Pathways / BiologicalProcessOrActivity...caused explosions since they were linked to pathways that had lots of genes"

sierra-moxon commented 1 year ago

From TAQA:

from Sharat: four issues to be broken down into

big picture -> deep dive is important

from Chris B: perhaps another issue here is: this is a known query with many results - sorry. Or, can we filter/sort our way out of this one? - is this doable? Suggest to the user that they tighten this up. Here are the common predicates associated with the answers you're getting back, can we try to help the user write a better query?

from Sharat: agree; this is the best we can do, here are ways to tighten it up.
work on user workflows for two big queries.
Andy is interested in more brainstorming on this; UI needs direction. In the end, there is one place where the quality of the results is the measurement (either UI/O&O or someplace we could get it).

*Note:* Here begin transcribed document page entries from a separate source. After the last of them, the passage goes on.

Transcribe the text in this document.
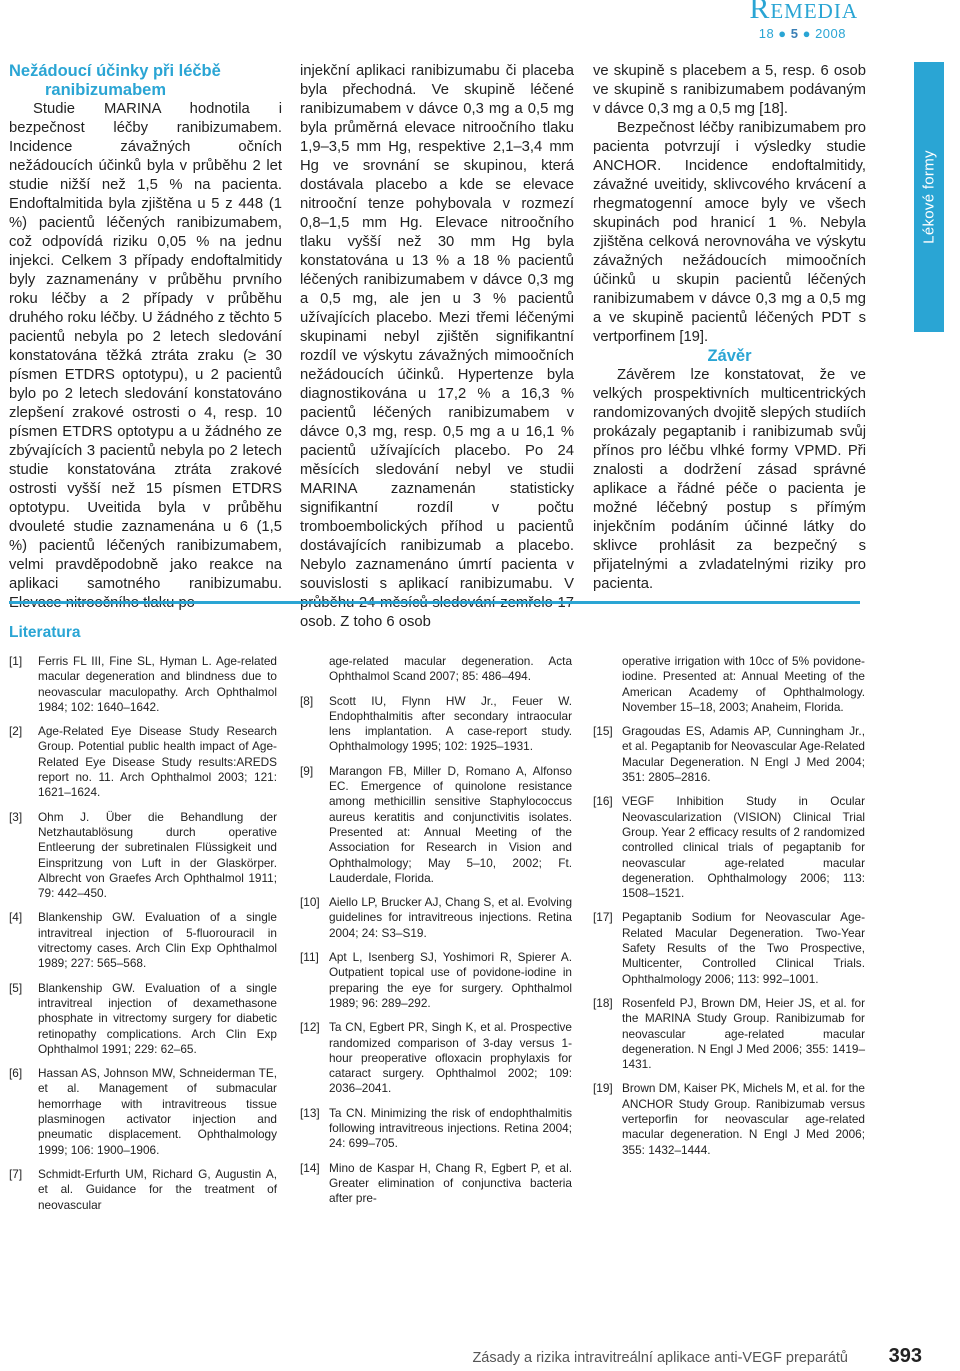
Remedia
18 ● 5 ● 2008

Nežádoucí účinky při léčbě
ranibizumabem

Studie MARINA hodnotila i bezpečnost léčby ranibizumabem. Incidence závažných očních nežádoucích účinků byla v průběhu 2 let studie nižší než 1,5 % na pacienta. Endoftalmitida byla zjištěna u 5 z 448 (1 %) pacientů léčených ranibizumabem, což odpovídá riziku 0,05 % na jednu injekci. Celkem 3 případy endoftalmitidy byly zaznamenány v průběhu prvního roku léčby a 2 případy v průběhu druhého roku léčby. U žádného z těchto 5 pacientů nebyla po 2 letech sledování konstatována těžká ztráta zraku (≥ 30 písmen ETDRS optotypu), u 2 pacientů bylo po 2 letech sledování konstatováno zlepšení zrakové ostrosti o 4, resp. 10 písmen ETDRS optotypu a u žádného ze zbývajících 3 pacientů nebyla po 2 letech studie konstatována ztráta zrakové ostrosti vyšší než 15 písmen ETDRS optotypu. Uveitida byla v průběhu dvouleté studie zaznamenána u 6 (1,5 %) pacientů léčených ranibizumabem, velmi pravděpodobně jako reakce na aplikaci samotného ranibizumabu.

injekční aplikaci ranibizumabu či placeba byla přechodná. Ve skupině léčené ranibizumabem v dávce 0,3 mg a 0,5 mg byla průměrná elevace nitroočního tlaku 1,9–3,5 mm Hg, respektive 2,1–3,4 mm Hg ve srovnání se skupinou, která dostávala placebo a kde se elevace nitrooční tenze pohybovala v rozmezí 0,8–1,5 mm Hg. Elevace nitroočního tlaku vyšší než 30 mm Hg byla konstatována u 13 % a 18 % pacientů léčených ranibizumabem v dávce 0,3 mg a 0,5 mg, ale jen u 3 % pacientů užívajících placebo. Mezi třemi léčenými skupinami nebyl zjištěn signifikantní rozdíl ve výskytu závažných mimoočních nežádoucích účinků. Hypertenze byla diagnostikována u 17,2 % a 16,3 % pacientů léčených ranibizumabem v dávce 0,3 mg, resp. 0,5 mg a u 16,1 % pacientů užívajících placebo. Po 24 měsících sledování nebyl ve studii MARINA zaznamenán statisticky signifikantní rozdíl v počtu tromboembolických příhod u pacientů dostávajících ranibizumab a placebo. Nebylo zaznamenáno úmrtí pacienta v souvislosti s aplikací ranibizumabu. V osob. Z toho 6 osob

ve skupině s placebem a 5, resp. 6 osob ve skupině s ranibizumabem podávaným v dávce 0,3 mg a 0,5 mg [18].

Bezpečnost léčby ranibizumabem pro pacienta potvrzují i výsledky studie ANCHOR. Incidence endoftalmitidy, závažné uveitidy, sklivcového krvácení a rhegmatogenní amoce byly ve všech skupinách pod hranicí 1 %. Nebyla zjištěna celková nerovnováha ve výskytu závažných nežádoucích mimoočních účinků u skupin pacientů léčených ranibizumabem v dávce 0,3 mg a 0,5 mg a ve skupině pacientů léčených PDT s vertporfinem [19].

Závěr

Závěrem lze konstatovat, že ve velkých prospektivních multicentrických randomizovaných dvojitě slepých studiích prokázaly pegaptanib i ranibizumab svůj přínos pro léčbu vlhké formy VPMD. Při znalosti a dodržení zásad správné aplikace a řádné péče o pacienta je možné léčebný postup s přímým injekčním podáním účinné látky do sklivce prohlásit za bezpečný s přijatelnými a zvladatelnými riziky pro pacienta.

Lékové formy
Literatura
[1]	Ferris FL III, Fine SL, Hyman L. Age-related macular degeneration and blindness due to neovascular maculopathy. Arch Ophthalmol 1984; 102: 1640–1642.
[2]	Age-Related Eye Disease Study Research Group. Potential public health impact of Age-Related Eye Disease Study results:AREDS report no. 11. Arch Ophthalmol 2003; 121: 1621–1624.
[3]	Ohm J. Über die Behandlung der Netzhautablösung durch operative Entleerung der subretinalen Flüssigkeit und Einspritzung von Luft in der Glaskörper. Albrecht von Graefes Arch Ophthalmol 1911; 79: 442–450.
[4]	Blankenship GW. Evaluation of a single intravitreal injection of 5-fluorouracil in vitrectomy cases. Arch Clin Exp Ophthalmol 1989; 227: 565–568.
[5]	Blankenship GW. Evaluation of a single intravitreal injection of dexamethasone phosphate in vitrectomy surgery for diabetic retinopathy complications. Arch Clin Exp Ophthalmol 1991; 229: 62–65.
[6]	Hassan AS, Johnson MW, Schneiderman TE, et al. Management of submacular hemorrhage with intravitreous tissue plasminogen activator injection and pneumatic displacement. Ophthalmology 1999; 106: 1900–1906.
[7]	Schmidt-Erfurth UM, Richard G, Augustin A, et al. Guidance for the treatment of neovascular
age-related macular degeneration. Acta Ophthalmol Scand 2007; 85: 486–494.
[8]	Scott IU, Flynn HW Jr., Feuer W. Endophthalmitis after secondary intraocular lens implantation. A case-report study. Ophthalmology 1995; 102: 1925–1931.
[9]	Marangon FB, Miller D, Romano A, Alfonso EC. Emergence of quinolone resistance among methicillin sensitive Staphylococcus aureus keratitis and conjunctivitis isolates. Presented at: Annual Meeting of the Association for Research in Vision and Ophthalmology; May 5–10, 2002; Ft. Lauderdale, Florida.
[10] Aiello LP, Brucker AJ, Chang S, et al. Evolving guidelines for intravitreous injections. Retina 2004; 24: S3–S19.
[11] Apt L, Isenberg SJ, Yoshimori R, Spierer A. Outpatient topical use of povidone-iodine in preparing the eye for surgery. Ophthalmol 1989; 96: 289–292.
[12] Ta CN, Egbert PR, Singh K, et al. Prospective randomized comparison of 3-day versus 1-hour preoperative ofloxacin prophylaxis for cataract surgery. Ophthalmol 2002; 109: 2036–2041.
[13] Ta CN. Minimizing the risk of endophthalmitis following intravitreous injections. Retina 2004; 24: 699–705.
[14] Mino de Kaspar H, Chang R, Egbert P, et al. Greater elimination of conjunctiva bacteria after pre-
operative irrigation with 10cc of 5% povidone-iodine. Presented at: Annual Meeting of the American Academy of Ophthalmology. November 15–18, 2003; Anaheim, Florida.
[15] Gragoudas ES, Adamis AP, Cunningham Jr., et al. Pegaptanib for Neovascular Age-Related Macular Degeneration. N Engl J Med 2004; 351: 2805–2816.
[16] VEGF Inhibition Study in Ocular Neovascularization (VISION) Clinical Trial Group. Year 2 efficacy results of 2 randomized controlled clinical trials of pegaptanib for neovascular age-related macular degeneration. Ophthalmology 2006; 113: 1508–1521.
[17] Pegaptanib Sodium for Neovascular Age-Related Macular Degeneration. Two-Year Safety Results of the Two Prospective, Multicenter, Controlled Clinical Trials. Ophthalmology 2006; 113: 992–1001.
[18] Rosenfeld PJ, Brown DM, Heier JS, et al. for the MARINA Study Group. Ranibizumab for neovascular age-related macular degeneration. N Engl J Med 2006; 355: 1419–1431.
[19] Brown DM, Kaiser PK, Michels M, et al. for the ANCHOR Study Group. Ranibizumab versus verteporfin for neovascular age-related macular degeneration. N Engl J Med 2006; 355: 1432–1444.
Zásady a rizika intravitreální aplikace anti-VEGF preparátů 393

Andrew: Big "hub" nodes are taken into account in the Normalized Google Distance (which is used in scoring by BTE and ARAX) - this is a tunable parameter.

sharatisrani commented 1 year ago

For the case of grouping records, O&O has a tracking issue at https://github.com/NCATSTranslator/Ordering-Organizing/issues/15, with a few additional comments. For the case of scoring records, O&O has a tracking issue at https://github.com/NCATSTranslator/Ordering-Organizing/issues/6

sharatisrani commented 1 year ago

This is a major issue, but how likely is it to bite us for the September release?

karafecho commented 1 year ago

I think this is being addressed as described here and recorded here.